对比ffmpeg/doc/examples/filtering_video.c以及其他demo源码,注意到avcodec_receive_frame和av_buffersink_get_frame的使用不规范。而且只有加上fps filter时才有内存问题。因此尝试将get frame的接口改成的while循环中调用,测试解决了内存问题。
[ffmpeg]$ git status libav*
On branch master
Changes not staged for commit:
modified: libavcodec/decode.c
modified: libavcodec/h264_slice.c
modified: libavcodec/h264dec.c
modified: libavcodec/nvdec.c
modified: libavcodec/nvdec_h264.c
modified: libavutil/buffer.c
modified: libavutil/mem.c
涉及到的函数:
static int decode_simple_internal(AVCodecContext *avctx, AVFrame *frame)
static AVBufferRef *nvdec_decoder_frame_alloc(void *opaque, int size) 重要
int ff_nvdec_decode_init(AVCodecContext *avctx) 重要
pool->dpb_size = frames_ctx->initial_pool_size; //dpb_size初始是10
ctx->decoder_pool = av_buffer_pool_init2(sizeof(int), pool, nvdec_decoder_frame_alloc, av_free); //设置decoder pool, 会设置nvdec_decoder_frame_alloc来申请空间
ff_nvdec_start_frame
nvdec_h264_start_frame
av_buffer_create
AVBufferRef *av_buffer_pool_get(AVBufferPool *pool)
fps的问题
解码时设置framerate的filter,fps=12.5, 处理完的tmp frame的pts就是加1递增了。之前frame的pts是间隔40ms。
不设置fps=xxx测试, npp scale像素转换的输出pts也是间隔40ms;
参考信息
AVBufferPool is an API for a lock-free thread-safe pool of AVBuffers.
Frequently allocating and freeing large buffers may be slow. AVBufferPool is meant to solve this in cases when the caller needs a set of buffers of the same size (the most obvious use case being buffers for raw video or audio frames).
At the beginning, the user must call av_buffer_pool_init() to create the buffer pool. Then whenever a buffer is needed, call av_buffer_pool_get() to get a reference to a new buffer, similar to av_buffer_alloc().
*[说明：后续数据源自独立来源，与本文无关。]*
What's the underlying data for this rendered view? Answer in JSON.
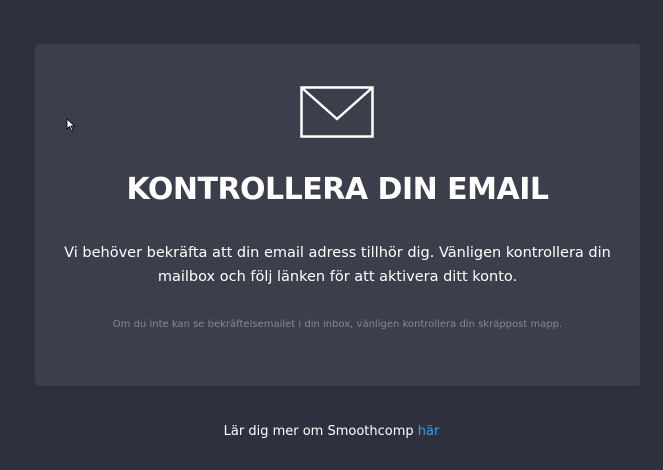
{
  "card": {
    "title": "KONTROLLERA DIN EMAIL",
    "description": "Vi behöver bekräfta att din email adress tillhör dig. Vänligen kontrollera din mailbox och följ länken för att aktivera ditt konto.",
    "note": "Om du inte kan se bekräftelsemailet i din inbox, vänligen kontrollera din skräppost mapp.",
    "icon": "envelope-icon"
  },
  "footer": {
    "text": "Lär dig mer om Smoothcomp ",
    "link_label": "här"
  },
  "colors": {
    "background": "#2e303d",
    "card": "#3b3e4b",
    "link": "#2ba6e0",
    "muted_text": "#868896"
  }
}
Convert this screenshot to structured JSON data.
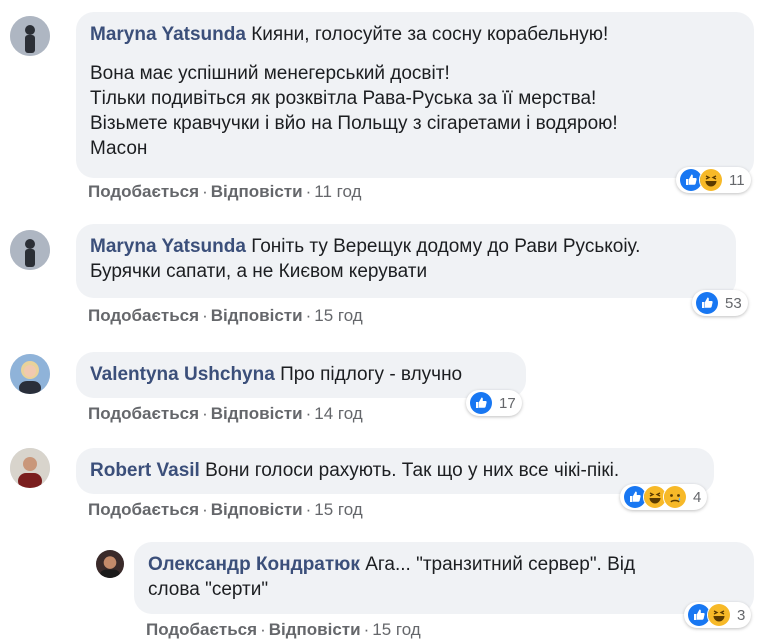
{
  "comments": [
    {
      "author": "Maryna Yatsunda",
      "paragraphs": [
        "Кияни, голосуйте за сосну корабельную!",
        "Вона має успішний менегерський досвіт!\nТільки подивіться як розквітла Рава-Руська за її мерства!\nВізьмете кравчучки і вйо на Польщу з сігаретами і водярою!\nМасон"
      ],
      "like_label": "Подобається",
      "reply_label": "Відповісти",
      "time": "11 год",
      "reaction_icons": [
        "like-icon",
        "haha-icon"
      ],
      "reaction_count": "11"
    },
    {
      "author": "Maryna Yatsunda",
      "paragraphs": [
        "Гоніть ту Верещук додому до Рави Руськоіу.\nБурячки сапати, а не Києвом керувати"
      ],
      "like_label": "Подобається",
      "reply_label": "Відповісти",
      "time": "15 год",
      "reaction_icons": [
        "like-icon"
      ],
      "reaction_count": "53"
    },
    {
      "author": "Valentyna Ushchyna",
      "paragraphs": [
        "Про підлогу - влучно"
      ],
      "like_label": "Подобається",
      "reply_label": "Відповісти",
      "time": "14 год",
      "reaction_icons": [
        "like-icon"
      ],
      "reaction_count": "17"
    },
    {
      "author": "Robert Vasil",
      "paragraphs": [
        "Вони голоси рахують. Так що у них все чікі-пікі."
      ],
      "like_label": "Подобається",
      "reply_label": "Відповісти",
      "time": "15 год",
      "reaction_icons": [
        "like-icon",
        "haha-icon",
        "sad-icon"
      ],
      "reaction_count": "4"
    },
    {
      "author": "Олександр Кондратюк",
      "paragraphs": [
        "Ага... \"транзитний сервер\". Від\nслова \"серти\""
      ],
      "like_label": "Подобається",
      "reply_label": "Відповісти",
      "time": "15 год",
      "reaction_icons": [
        "like-icon",
        "haha-icon"
      ],
      "reaction_count": "3"
    }
  ],
  "colors": {
    "bubble_bg": "#f0f2f5",
    "author": "#3b4f7a",
    "meta": "#65676b",
    "like_blue": "#1877f2",
    "haha_yellow": "#f7b928"
  }
}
This new reference works in all aspects the same way as the one created by av_buffer_alloc(). However, when the last reference to this buffer is unreferenced, it is returned to the pool instead of being freed and will be reused for subsequent av_buffer_pool_get() calls.
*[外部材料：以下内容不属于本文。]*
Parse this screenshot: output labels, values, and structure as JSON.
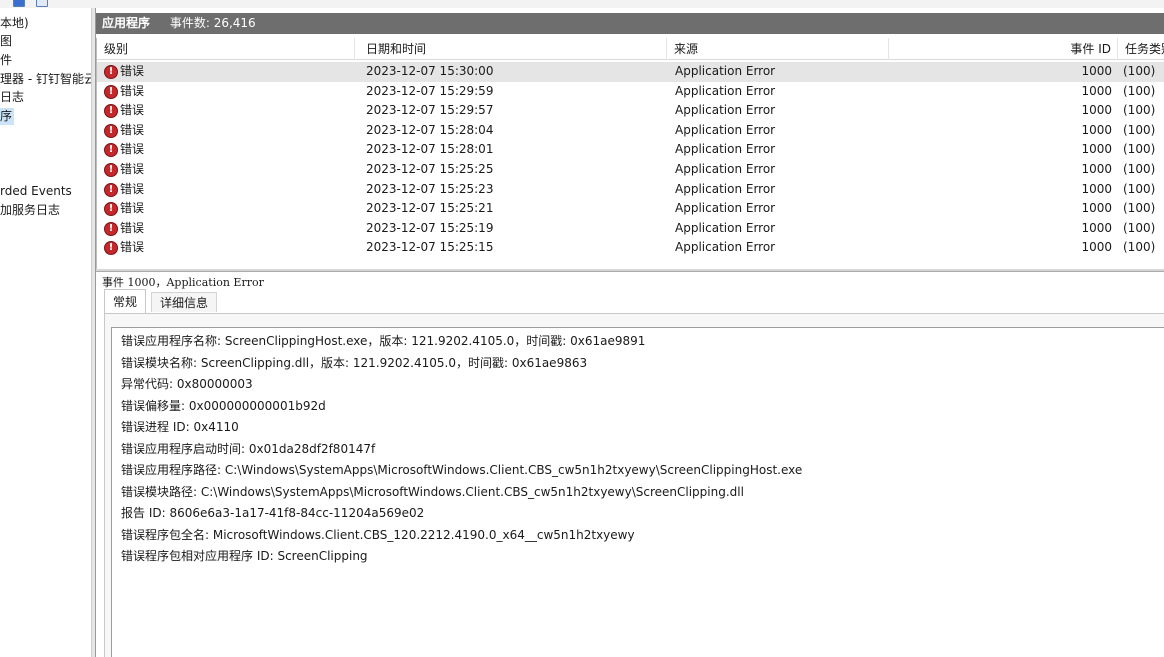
{
  "tree": {
    "items": [
      {
        "label": "本地)",
        "selected": false
      },
      {
        "label": "图",
        "selected": false
      },
      {
        "label": "件",
        "selected": false
      },
      {
        "label": "理器 - 钉钉智能云",
        "selected": false
      },
      {
        "label": " 日志",
        "selected": false
      },
      {
        "label": "序",
        "selected": true
      },
      {
        "label": "",
        "selected": false
      },
      {
        "label": "",
        "selected": false
      },
      {
        "label": "rded Events",
        "selected": false
      },
      {
        "label": "加服务日志",
        "selected": false
      }
    ]
  },
  "main": {
    "title": "应用程序",
    "event_count_label": "事件数: 26,416"
  },
  "grid": {
    "columns": [
      "级别",
      "日期和时间",
      "来源",
      "",
      "事件 ID",
      "任务类别"
    ],
    "rows": [
      {
        "level": "错误",
        "datetime": "2023-12-07 15:30:00",
        "source": "Application Error",
        "event_id": "1000",
        "task": "(100)"
      },
      {
        "level": "错误",
        "datetime": "2023-12-07 15:29:59",
        "source": "Application Error",
        "event_id": "1000",
        "task": "(100)"
      },
      {
        "level": "错误",
        "datetime": "2023-12-07 15:29:57",
        "source": "Application Error",
        "event_id": "1000",
        "task": "(100)"
      },
      {
        "level": "错误",
        "datetime": "2023-12-07 15:28:04",
        "source": "Application Error",
        "event_id": "1000",
        "task": "(100)"
      },
      {
        "level": "错误",
        "datetime": "2023-12-07 15:28:01",
        "source": "Application Error",
        "event_id": "1000",
        "task": "(100)"
      },
      {
        "level": "错误",
        "datetime": "2023-12-07 15:25:25",
        "source": "Application Error",
        "event_id": "1000",
        "task": "(100)"
      },
      {
        "level": "错误",
        "datetime": "2023-12-07 15:25:23",
        "source": "Application Error",
        "event_id": "1000",
        "task": "(100)"
      },
      {
        "level": "错误",
        "datetime": "2023-12-07 15:25:21",
        "source": "Application Error",
        "event_id": "1000",
        "task": "(100)"
      },
      {
        "level": "错误",
        "datetime": "2023-12-07 15:25:19",
        "source": "Application Error",
        "event_id": "1000",
        "task": "(100)"
      },
      {
        "level": "错误",
        "datetime": "2023-12-07 15:25:15",
        "source": "Application Error",
        "event_id": "1000",
        "task": "(100)"
      }
    ],
    "error_icon": "error-circle-icon",
    "error_color": "#c4282b"
  },
  "detail": {
    "title": "事件 1000，Application Error",
    "tabs": [
      "常规",
      "详细信息"
    ],
    "lines": [
      "错误应用程序名称: ScreenClippingHost.exe，版本: 121.9202.4105.0，时间戳: 0x61ae9891",
      "错误模块名称: ScreenClipping.dll，版本: 121.9202.4105.0，时间戳: 0x61ae9863",
      "异常代码: 0x80000003",
      "错误偏移量: 0x000000000001b92d",
      "错误进程 ID: 0x4110",
      "错误应用程序启动时间: 0x01da28df2f80147f",
      "错误应用程序路径: C:\\Windows\\SystemApps\\MicrosoftWindows.Client.CBS_cw5n1h2txyewy\\ScreenClippingHost.exe",
      "错误模块路径: C:\\Windows\\SystemApps\\MicrosoftWindows.Client.CBS_cw5n1h2txyewy\\ScreenClipping.dll",
      "报告 ID: 8606e6a3-1a17-41f8-84cc-11204a569e02",
      "错误程序包全名: MicrosoftWindows.Client.CBS_120.2212.4190.0_x64__cw5n1h2txyewy",
      "错误程序包相对应用程序 ID: ScreenClipping"
    ]
  }
}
When the caller is done with the pool and no longer needs to allocate any new buffers, av_buffer_pool_uninit() must be called to mark the pool as freeable. Once all the buffers are released, it will automatically be freed.
Allocating and releasing buffers with this API is thread-safe as long as either the default alloc callback is used, or the user-supplied one is thread-safe.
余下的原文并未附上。